In the last blog I wrote about my niece, Isobel, taking her first steps into independence. Even since I wrote that I can see new and different tactics that she’s employing. She now pushes away everything that gets in her way, to get to where she wants to be and reach out for what she wants. She may as well have a flashing sign saying “MAKE WAY!! COMING THROUGH!! I’M HERE!!!
She has a look of utter determination in her eyes and she certainly isn’t waiting on ceremony as she sees her target and goes for it. But what will people think about me? Of course that would never cross the mind of one so
It strikes me that perhaps I could learn a thing or two from my 11 month old niece.

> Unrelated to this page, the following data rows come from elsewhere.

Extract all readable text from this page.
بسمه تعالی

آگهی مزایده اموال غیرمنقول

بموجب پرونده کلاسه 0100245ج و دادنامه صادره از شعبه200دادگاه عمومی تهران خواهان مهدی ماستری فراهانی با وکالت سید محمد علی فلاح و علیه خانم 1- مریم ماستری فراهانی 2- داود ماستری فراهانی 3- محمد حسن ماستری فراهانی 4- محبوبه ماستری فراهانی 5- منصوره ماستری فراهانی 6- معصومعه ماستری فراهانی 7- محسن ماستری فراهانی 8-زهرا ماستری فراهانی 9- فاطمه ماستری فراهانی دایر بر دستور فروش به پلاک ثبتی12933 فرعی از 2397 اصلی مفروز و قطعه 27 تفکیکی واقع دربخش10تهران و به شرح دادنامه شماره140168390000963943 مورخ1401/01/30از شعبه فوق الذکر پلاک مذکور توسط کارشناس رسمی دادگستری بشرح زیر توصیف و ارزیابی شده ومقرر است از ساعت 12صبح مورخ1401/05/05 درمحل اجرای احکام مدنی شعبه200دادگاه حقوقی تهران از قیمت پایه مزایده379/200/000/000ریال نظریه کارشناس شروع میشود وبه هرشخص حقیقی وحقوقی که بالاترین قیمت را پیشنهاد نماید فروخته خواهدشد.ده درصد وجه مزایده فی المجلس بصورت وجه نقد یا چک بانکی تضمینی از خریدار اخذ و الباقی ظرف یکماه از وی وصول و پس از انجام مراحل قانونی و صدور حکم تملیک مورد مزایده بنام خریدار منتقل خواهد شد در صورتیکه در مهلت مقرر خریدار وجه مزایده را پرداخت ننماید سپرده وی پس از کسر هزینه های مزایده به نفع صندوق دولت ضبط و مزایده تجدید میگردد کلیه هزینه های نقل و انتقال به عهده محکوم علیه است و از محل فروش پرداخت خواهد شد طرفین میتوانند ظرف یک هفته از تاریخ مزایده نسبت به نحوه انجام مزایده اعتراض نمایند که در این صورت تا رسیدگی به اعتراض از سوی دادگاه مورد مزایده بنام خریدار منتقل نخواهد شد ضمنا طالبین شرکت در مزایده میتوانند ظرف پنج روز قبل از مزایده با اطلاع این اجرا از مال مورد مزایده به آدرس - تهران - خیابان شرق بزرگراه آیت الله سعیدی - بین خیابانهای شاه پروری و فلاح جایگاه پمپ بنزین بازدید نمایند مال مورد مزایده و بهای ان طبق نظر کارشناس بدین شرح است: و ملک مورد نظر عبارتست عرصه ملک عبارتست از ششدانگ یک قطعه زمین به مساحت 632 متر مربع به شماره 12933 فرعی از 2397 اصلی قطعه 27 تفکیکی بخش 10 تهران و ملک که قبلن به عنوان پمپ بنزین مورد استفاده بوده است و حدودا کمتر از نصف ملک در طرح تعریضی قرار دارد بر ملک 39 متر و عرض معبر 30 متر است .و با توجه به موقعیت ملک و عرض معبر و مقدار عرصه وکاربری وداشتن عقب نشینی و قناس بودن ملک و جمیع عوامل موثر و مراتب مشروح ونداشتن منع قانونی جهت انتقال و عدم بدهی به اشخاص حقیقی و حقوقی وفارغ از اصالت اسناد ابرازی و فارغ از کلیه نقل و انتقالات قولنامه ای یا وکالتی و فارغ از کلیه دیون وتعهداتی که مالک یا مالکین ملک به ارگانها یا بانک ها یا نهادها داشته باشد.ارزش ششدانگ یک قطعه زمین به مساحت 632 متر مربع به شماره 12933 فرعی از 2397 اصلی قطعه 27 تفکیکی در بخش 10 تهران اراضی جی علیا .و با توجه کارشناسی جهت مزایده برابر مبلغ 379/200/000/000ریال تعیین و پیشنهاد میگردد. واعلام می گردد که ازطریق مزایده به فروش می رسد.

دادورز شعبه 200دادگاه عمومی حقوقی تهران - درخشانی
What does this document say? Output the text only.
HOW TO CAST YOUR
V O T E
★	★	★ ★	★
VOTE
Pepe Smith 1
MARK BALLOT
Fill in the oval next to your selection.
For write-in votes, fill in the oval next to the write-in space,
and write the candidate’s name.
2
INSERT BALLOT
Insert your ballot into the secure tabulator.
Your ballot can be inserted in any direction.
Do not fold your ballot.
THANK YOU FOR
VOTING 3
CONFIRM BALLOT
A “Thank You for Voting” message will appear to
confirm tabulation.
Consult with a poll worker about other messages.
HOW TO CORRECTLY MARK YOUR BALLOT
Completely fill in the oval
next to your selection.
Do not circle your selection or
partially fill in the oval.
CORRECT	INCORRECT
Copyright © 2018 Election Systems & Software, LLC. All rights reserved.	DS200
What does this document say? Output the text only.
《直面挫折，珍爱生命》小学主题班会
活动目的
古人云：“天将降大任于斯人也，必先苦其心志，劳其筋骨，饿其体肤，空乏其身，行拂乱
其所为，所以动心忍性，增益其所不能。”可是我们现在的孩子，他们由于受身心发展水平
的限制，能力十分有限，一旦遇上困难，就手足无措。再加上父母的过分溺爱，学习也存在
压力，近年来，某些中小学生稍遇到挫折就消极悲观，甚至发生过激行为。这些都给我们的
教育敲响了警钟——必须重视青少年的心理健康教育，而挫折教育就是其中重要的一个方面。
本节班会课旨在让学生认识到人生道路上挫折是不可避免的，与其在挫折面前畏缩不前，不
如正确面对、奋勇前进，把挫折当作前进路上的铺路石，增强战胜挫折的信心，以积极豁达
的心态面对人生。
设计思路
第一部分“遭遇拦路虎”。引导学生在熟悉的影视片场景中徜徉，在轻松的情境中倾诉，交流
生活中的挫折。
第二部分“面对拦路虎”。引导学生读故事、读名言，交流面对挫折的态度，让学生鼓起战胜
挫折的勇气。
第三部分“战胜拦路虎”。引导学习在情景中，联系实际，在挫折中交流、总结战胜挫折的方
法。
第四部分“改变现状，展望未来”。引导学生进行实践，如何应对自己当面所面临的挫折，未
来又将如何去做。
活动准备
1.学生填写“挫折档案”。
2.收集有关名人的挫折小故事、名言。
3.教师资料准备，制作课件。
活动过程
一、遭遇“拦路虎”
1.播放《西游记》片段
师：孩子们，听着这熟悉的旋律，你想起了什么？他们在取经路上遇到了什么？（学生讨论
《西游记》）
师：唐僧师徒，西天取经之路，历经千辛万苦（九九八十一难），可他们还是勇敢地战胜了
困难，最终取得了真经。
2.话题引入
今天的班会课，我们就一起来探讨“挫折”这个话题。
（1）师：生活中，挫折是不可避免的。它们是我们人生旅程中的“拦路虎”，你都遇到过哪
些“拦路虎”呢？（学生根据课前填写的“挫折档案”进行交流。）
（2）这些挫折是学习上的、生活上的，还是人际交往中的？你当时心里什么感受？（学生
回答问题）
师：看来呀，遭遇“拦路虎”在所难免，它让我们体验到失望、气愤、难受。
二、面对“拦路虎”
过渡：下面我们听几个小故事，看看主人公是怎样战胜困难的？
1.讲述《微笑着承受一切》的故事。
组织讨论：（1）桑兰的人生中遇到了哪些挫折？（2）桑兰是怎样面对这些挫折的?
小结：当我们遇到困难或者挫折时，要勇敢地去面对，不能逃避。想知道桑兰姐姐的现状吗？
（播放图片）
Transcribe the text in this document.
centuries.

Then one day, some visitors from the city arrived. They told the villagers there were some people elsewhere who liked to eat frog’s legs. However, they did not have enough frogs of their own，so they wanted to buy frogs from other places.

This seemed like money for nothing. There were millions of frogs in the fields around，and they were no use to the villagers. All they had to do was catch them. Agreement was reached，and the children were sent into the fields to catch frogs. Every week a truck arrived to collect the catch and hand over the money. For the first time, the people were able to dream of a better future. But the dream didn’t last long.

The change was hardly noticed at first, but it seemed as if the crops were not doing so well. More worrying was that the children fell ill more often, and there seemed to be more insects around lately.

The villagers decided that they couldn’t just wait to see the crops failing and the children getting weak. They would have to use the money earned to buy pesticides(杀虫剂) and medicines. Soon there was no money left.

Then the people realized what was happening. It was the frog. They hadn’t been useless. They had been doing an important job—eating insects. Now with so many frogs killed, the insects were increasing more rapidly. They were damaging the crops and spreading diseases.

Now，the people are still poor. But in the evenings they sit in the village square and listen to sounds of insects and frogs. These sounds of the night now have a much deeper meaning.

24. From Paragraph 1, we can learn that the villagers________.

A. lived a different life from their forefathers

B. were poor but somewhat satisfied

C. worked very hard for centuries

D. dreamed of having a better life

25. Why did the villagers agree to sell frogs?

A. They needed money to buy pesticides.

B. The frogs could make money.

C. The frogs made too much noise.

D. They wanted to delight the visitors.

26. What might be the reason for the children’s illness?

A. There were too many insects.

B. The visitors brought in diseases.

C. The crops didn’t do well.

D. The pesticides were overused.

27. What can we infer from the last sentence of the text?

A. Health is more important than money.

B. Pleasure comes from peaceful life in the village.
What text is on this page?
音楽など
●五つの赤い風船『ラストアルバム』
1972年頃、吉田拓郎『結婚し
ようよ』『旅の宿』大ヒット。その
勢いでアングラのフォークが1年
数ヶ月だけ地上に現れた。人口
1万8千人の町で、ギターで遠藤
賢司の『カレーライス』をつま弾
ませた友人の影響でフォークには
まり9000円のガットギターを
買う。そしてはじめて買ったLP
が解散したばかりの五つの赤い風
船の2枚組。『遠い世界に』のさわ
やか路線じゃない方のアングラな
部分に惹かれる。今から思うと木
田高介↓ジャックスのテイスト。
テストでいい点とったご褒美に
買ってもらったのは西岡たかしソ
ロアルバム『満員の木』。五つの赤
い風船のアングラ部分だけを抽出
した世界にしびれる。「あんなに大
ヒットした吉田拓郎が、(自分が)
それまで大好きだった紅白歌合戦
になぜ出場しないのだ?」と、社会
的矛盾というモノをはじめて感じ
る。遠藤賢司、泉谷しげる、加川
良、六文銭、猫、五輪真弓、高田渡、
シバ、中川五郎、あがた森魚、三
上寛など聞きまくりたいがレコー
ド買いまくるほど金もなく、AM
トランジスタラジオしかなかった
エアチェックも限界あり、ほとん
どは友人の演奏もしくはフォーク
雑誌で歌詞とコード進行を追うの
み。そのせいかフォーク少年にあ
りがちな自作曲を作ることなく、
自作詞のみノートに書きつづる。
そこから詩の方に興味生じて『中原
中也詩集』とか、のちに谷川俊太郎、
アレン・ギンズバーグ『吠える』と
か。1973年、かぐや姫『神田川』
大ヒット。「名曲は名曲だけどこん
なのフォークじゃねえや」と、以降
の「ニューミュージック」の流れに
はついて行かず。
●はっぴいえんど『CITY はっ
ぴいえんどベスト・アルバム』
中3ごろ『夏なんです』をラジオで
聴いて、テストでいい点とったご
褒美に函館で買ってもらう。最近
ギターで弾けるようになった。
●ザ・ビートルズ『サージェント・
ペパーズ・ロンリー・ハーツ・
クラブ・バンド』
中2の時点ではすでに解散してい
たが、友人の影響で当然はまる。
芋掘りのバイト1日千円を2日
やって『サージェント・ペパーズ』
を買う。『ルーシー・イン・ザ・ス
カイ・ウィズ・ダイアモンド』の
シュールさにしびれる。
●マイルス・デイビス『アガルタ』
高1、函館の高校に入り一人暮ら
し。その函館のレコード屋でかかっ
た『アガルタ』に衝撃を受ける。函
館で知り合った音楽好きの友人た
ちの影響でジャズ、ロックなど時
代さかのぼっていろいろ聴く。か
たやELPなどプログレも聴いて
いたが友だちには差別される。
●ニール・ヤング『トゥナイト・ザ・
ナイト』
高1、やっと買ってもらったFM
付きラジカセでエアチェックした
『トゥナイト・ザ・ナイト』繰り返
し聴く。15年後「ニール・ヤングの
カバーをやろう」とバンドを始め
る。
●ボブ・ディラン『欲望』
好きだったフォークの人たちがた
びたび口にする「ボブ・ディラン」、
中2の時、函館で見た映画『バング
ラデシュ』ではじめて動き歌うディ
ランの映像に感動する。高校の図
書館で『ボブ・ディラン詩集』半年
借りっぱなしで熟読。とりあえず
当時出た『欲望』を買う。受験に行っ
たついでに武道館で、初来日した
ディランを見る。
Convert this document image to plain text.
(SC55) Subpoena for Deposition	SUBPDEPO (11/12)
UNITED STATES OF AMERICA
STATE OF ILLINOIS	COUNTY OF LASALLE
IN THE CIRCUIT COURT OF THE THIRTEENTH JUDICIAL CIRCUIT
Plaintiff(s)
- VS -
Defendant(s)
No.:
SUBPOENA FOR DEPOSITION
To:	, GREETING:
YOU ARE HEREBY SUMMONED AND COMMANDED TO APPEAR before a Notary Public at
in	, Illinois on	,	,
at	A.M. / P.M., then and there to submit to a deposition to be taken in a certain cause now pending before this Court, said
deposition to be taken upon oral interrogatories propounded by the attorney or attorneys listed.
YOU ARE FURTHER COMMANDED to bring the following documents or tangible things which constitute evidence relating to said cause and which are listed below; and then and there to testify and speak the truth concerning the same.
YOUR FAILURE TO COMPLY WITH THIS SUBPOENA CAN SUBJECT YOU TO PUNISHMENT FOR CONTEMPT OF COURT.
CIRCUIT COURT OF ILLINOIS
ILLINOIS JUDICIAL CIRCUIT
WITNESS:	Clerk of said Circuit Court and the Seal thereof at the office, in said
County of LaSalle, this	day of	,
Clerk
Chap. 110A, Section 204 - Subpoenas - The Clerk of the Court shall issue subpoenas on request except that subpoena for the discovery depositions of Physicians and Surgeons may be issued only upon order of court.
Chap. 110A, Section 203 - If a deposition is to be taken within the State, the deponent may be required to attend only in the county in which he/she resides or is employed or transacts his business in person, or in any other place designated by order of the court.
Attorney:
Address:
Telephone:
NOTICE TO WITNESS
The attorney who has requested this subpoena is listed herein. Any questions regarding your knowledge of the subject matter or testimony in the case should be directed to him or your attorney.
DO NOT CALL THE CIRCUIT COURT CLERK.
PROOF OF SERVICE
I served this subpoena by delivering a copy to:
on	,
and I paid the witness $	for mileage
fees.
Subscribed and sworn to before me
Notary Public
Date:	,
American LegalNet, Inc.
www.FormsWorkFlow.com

You see, I am also taking my first steps into independence. But that decision did not come easily.
As we grow up many of us set our own limitations and boundaries, ably assisted by that little voice in our head or the little imp that sits on our shoulder. It’s filled with so much advice and is not shy about sharing it either. “You can’t do that!” “What if it all goes wrong?” “What will people think of you?” It can tie us up in knots until any kind of logic crumbles away, even for the most logical amongst us!
Looking at the day job, there were few plus points. I’d never get any more hours than I had. I couldn’t earn any more money than I already was. I couldn’t rise to a higher position, I was already there. I couldn’t even learn anything new. In fact, not only were my skills being underused, they were actually being undermined at every turn.
My friend, Paul, a life coach, offered me a frog analogy. Apparently frogs can be placed in water and sit there while the heat is turned on underneath them. As the heat is turned up, the frog thinks ‘Hmm, it’s getting warmer. But I can take it.’ No matter how hot the water gets, the frog stays exactly where it is, still thinking, ‘I can still take it’…until it’s finally boiled alive.
I didn’t say it was a nice analogy. But I definitely got the gist of the story and could see that I was that frog. No matter how bad the job made me feel, I’d think, ‘Hey, I can stay a while longer’ and would move the deadline further and further away into the future. Knowing full well that it was doing me no favours for my health or my career.
Well, I’m escaping before I’m boiled alive!